Is this a “good” real estate market? I don’t know. Define good. Good for who? As of today, 4/16/19, we are in an furiously competitive market at some price points, and in some neighborhoods. West side Madison buyers looking for homes under $250,000 will find the home they want to own is the same home a dozen or more people are trying to buy. (I saw 18 offers on a house Monday, and there were more coming in.) We can be certain, this house is not being sold low, and unless there is no truth to the fact that what goes up must come down, selling high in the future is less likely than selling lower.
Should you buy a house today? It depends on all aspects of your situation. Regardless of what your friends are doing, or what a banker or REALTOR tell you to do, only after considering all factors, objectives, intents, expectations, and options can you know if attempting to own is prudent in this market. Do check your expectations. If you expect to find a bargain you should expect to be disappointed. Even home sellers who make a mistake and price too low are safe as long as they invite more than one person to look at their home.
A smart expectation to achieve home ownership is to come prepared to own. Expecting to negotiate leads to certain failure. Enough people have paid the price to learn house buying is not a business of price negotiating today. You will be up against them. It’s OK to be hopeful, but eventually you will either quit or concede to the facts. If you want to own a home, think in terms of being the buyer you know the seller wants to meet. Don’t be the buyer the seller can’t depend on. Put yourself in the seller’s shoes. Would you get into business with you if you have options? This isn’t poker. Bluffing is a waste of time. Put your best foot forward if you want to own a home. And remember, home ownership is not investing. For a home to be a wise investment financially, trust the fundamental fact, real estate is a long term investment. Some folks win in the short term, but this market does not have what it takes to be short term winners. A home is a home first, second, and third.
Forms used in real estate transactions are the product of years of fears. What was once a handshake agreement to pay X Dollars for That Land is no less than nine pages, soon to be a dozen, of if this, and that, or this, but not that conditions. If something once happened to somebody, someone wants to insert a provision into the boiler plate form to give everyone some options to try to avert the isolated incident they once saw. The time wasted by people who don’t require someone to think for them so that those who don’t want to learn is astronomical and the outcome is greater harm than good.
We have a choice. Keep it simple and allow buyers and sellers, their attorneys and real estate agents to structure terms to satisfy the expectations of parties of each transaction, or build a monster to address whatever might happen, once happened, or is unlikely to happen.

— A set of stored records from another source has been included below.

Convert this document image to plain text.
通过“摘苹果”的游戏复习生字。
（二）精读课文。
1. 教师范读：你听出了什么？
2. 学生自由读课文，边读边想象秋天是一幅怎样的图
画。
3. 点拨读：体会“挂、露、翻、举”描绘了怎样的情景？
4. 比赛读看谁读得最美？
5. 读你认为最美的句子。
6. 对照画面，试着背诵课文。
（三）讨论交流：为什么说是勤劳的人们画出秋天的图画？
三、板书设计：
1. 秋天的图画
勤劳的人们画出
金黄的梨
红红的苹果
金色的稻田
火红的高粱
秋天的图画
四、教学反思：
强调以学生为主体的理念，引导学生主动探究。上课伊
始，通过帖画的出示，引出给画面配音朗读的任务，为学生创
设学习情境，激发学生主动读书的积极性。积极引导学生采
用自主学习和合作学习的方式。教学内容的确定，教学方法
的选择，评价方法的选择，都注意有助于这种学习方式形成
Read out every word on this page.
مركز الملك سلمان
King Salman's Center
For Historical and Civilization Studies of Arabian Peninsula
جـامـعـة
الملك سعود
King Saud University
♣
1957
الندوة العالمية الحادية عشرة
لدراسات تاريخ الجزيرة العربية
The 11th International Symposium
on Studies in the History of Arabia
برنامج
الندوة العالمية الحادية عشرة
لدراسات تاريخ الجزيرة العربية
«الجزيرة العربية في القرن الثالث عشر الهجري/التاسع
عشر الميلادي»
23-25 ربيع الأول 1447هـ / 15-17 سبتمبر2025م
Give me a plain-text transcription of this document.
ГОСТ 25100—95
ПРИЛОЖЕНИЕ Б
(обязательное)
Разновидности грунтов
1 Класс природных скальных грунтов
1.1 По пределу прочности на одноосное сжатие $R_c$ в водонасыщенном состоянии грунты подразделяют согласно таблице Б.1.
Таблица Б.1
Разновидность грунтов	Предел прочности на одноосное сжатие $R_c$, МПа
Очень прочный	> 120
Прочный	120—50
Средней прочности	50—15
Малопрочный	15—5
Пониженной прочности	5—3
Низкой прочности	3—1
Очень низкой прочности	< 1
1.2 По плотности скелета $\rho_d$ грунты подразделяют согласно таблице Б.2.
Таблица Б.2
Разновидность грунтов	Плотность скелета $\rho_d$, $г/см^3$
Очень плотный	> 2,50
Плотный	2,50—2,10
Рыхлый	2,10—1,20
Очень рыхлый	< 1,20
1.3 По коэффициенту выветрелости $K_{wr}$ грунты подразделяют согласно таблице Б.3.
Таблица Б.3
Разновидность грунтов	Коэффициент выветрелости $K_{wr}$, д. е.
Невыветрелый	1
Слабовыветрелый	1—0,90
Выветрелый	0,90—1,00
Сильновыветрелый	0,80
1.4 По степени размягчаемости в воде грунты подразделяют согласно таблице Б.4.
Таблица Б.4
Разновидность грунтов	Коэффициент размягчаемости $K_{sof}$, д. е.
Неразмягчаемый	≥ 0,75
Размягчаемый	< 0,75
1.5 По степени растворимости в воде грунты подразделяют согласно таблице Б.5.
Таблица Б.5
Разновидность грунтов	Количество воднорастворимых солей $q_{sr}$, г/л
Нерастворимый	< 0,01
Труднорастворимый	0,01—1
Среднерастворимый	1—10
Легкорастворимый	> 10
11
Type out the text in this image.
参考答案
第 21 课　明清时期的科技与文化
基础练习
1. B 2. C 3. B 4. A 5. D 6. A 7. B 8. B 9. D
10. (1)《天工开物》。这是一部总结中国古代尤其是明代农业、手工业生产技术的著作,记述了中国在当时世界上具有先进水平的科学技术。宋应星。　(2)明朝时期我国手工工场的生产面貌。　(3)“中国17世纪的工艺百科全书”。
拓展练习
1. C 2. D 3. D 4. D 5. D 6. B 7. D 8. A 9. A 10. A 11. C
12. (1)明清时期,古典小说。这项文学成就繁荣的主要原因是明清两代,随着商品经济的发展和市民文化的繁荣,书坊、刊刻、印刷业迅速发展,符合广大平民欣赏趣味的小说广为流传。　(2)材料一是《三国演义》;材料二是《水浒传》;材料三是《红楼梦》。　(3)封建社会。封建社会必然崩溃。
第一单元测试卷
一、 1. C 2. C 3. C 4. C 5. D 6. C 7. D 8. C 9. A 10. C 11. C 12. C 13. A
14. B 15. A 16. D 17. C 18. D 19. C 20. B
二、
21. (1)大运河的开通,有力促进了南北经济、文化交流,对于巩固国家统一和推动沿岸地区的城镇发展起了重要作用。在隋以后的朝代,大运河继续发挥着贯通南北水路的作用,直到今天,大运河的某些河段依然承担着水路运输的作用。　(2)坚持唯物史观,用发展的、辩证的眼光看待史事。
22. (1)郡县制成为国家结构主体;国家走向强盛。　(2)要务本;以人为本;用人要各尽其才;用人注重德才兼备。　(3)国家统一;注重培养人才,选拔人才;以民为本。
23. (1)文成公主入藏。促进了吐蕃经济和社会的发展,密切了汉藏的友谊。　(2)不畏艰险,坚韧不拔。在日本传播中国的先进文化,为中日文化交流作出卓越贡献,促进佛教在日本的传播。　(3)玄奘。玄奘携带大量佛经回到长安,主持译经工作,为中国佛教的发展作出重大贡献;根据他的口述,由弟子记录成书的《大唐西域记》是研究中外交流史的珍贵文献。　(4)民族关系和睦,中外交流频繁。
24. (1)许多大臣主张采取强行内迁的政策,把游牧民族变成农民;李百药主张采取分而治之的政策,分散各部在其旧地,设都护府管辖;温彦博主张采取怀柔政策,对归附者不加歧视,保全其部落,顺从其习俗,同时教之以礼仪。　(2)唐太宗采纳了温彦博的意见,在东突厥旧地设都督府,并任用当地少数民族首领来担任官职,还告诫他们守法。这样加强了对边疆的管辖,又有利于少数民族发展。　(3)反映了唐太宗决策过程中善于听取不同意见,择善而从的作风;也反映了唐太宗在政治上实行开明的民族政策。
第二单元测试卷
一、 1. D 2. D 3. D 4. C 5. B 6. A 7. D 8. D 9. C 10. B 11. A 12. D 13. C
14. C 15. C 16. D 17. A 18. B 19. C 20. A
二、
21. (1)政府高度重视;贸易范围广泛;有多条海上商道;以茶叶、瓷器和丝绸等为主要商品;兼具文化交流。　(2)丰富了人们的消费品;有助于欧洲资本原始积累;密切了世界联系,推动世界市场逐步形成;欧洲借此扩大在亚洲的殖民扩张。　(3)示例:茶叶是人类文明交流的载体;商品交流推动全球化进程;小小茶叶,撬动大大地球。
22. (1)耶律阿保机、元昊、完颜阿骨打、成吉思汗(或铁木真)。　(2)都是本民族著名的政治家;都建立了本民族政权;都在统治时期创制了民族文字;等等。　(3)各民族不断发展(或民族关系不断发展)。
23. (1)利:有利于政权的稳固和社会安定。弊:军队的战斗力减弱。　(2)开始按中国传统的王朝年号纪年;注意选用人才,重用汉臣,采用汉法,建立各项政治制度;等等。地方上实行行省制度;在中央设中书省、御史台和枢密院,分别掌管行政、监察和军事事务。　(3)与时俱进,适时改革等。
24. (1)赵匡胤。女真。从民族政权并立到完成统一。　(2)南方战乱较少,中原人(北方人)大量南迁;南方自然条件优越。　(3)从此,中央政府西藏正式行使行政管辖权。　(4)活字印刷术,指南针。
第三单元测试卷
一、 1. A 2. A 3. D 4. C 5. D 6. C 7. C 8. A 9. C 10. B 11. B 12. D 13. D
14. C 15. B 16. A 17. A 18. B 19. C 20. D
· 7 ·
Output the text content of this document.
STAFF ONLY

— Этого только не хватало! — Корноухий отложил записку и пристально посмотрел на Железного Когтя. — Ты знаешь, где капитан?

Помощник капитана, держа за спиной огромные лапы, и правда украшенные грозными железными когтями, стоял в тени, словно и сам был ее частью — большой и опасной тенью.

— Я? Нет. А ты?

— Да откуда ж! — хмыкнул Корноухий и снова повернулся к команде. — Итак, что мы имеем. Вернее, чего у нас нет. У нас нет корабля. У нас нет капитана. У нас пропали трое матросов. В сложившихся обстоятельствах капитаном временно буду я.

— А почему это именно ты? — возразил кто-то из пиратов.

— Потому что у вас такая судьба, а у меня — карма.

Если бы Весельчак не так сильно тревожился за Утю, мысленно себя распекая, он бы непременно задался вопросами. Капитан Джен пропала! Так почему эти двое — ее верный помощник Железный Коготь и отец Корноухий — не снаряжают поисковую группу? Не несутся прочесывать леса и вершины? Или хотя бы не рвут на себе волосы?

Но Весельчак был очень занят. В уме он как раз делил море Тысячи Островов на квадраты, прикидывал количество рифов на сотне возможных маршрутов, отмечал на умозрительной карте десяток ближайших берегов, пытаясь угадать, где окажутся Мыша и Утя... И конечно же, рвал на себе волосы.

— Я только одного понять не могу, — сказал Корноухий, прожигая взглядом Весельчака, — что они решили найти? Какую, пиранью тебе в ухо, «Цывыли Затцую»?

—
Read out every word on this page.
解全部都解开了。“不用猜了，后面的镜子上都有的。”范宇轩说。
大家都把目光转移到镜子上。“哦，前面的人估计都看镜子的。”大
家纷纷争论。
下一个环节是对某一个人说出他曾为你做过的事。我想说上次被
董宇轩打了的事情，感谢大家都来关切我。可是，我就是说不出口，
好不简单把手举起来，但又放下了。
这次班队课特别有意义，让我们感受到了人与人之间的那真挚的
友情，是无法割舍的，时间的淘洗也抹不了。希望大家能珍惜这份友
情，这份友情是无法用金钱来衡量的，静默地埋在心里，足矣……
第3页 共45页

Building the monster might provide options few people would have thought of, however if a person can’t think of the solution on their own, it’s a good chance they won’t understand the solution you provided for them.
Rather than trying to think for those who want the thinking done for them, wouldn’t it be better for the industry to raise the standard of comprehension and ability to draft contracts, or remove contract drafting responsibility from the licensee? Eliminating these pre-written, boiler plate, inflexible provisions might increase the competency of our industry by reducing the participation of those who choose not to learn. As those individuals and their respective firms fall behind those who strive to learn and adjust to new conditions, the market will naturally eliminate the stragglers.
It’s a choice between increasing the competency of the professionals for the benefit of the consumer, or decreasing the need for competency for the benefit of the least competent practitioners to the detriment of the consumer.